Cohen isn't fazed by the current stock and commodity markets. "We have been making money in the sector all through the 1980s and 1990s with flat to down pricing. There is always an opportunity but you need to be long and short," he added.

So, how have the mutual funds done? In general, the funds -- which are restricted to a long-only investment strategy -- have done better.

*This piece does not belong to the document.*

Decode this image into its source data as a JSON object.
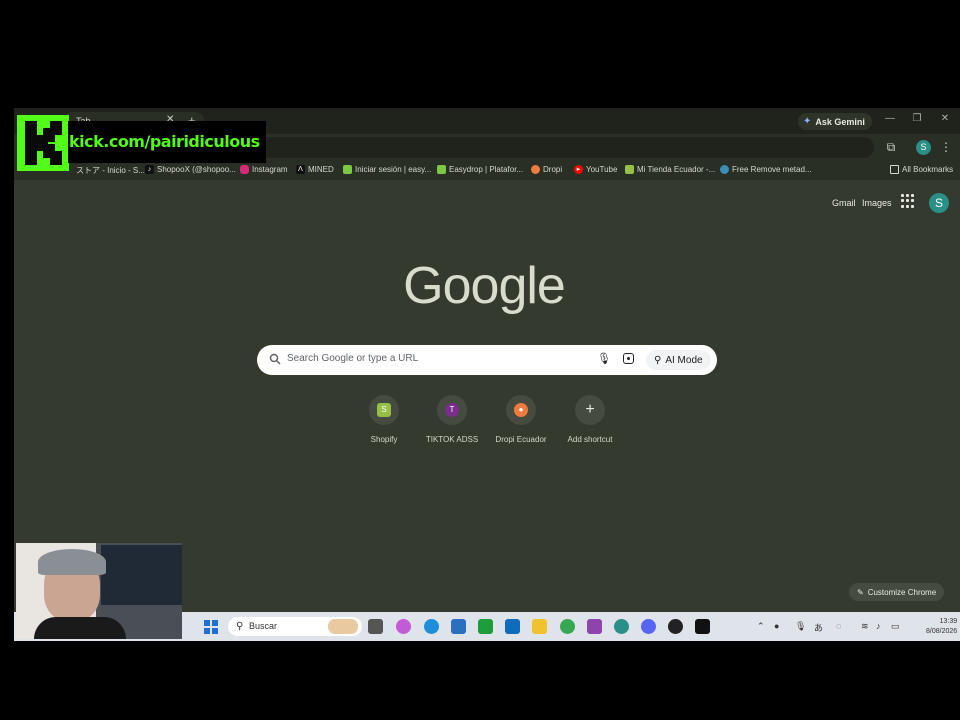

For instance:

Sprott Energy Fund Formed in 2004, this fund was down by 3.47% in the eight months ended Aug. 31, 2004. Over the past year, the fund -- which can invest in all forms of energy, including oil, coal and uranium -- is up by 4.30%. The fund, which requires a minimum investment of $5,000, has about $184-million of assets under management.

Front Street Energy Growth Fund This fund is a partial labour-sponsored fund (partial because there are no provincial tax credits) that has been around since March, 2002. The fund, which requires an investment of $5,000, invests in small to medium-sized companies. It had assets of $97-million as of the end of August. So far this year, the fund is up by 9.50%.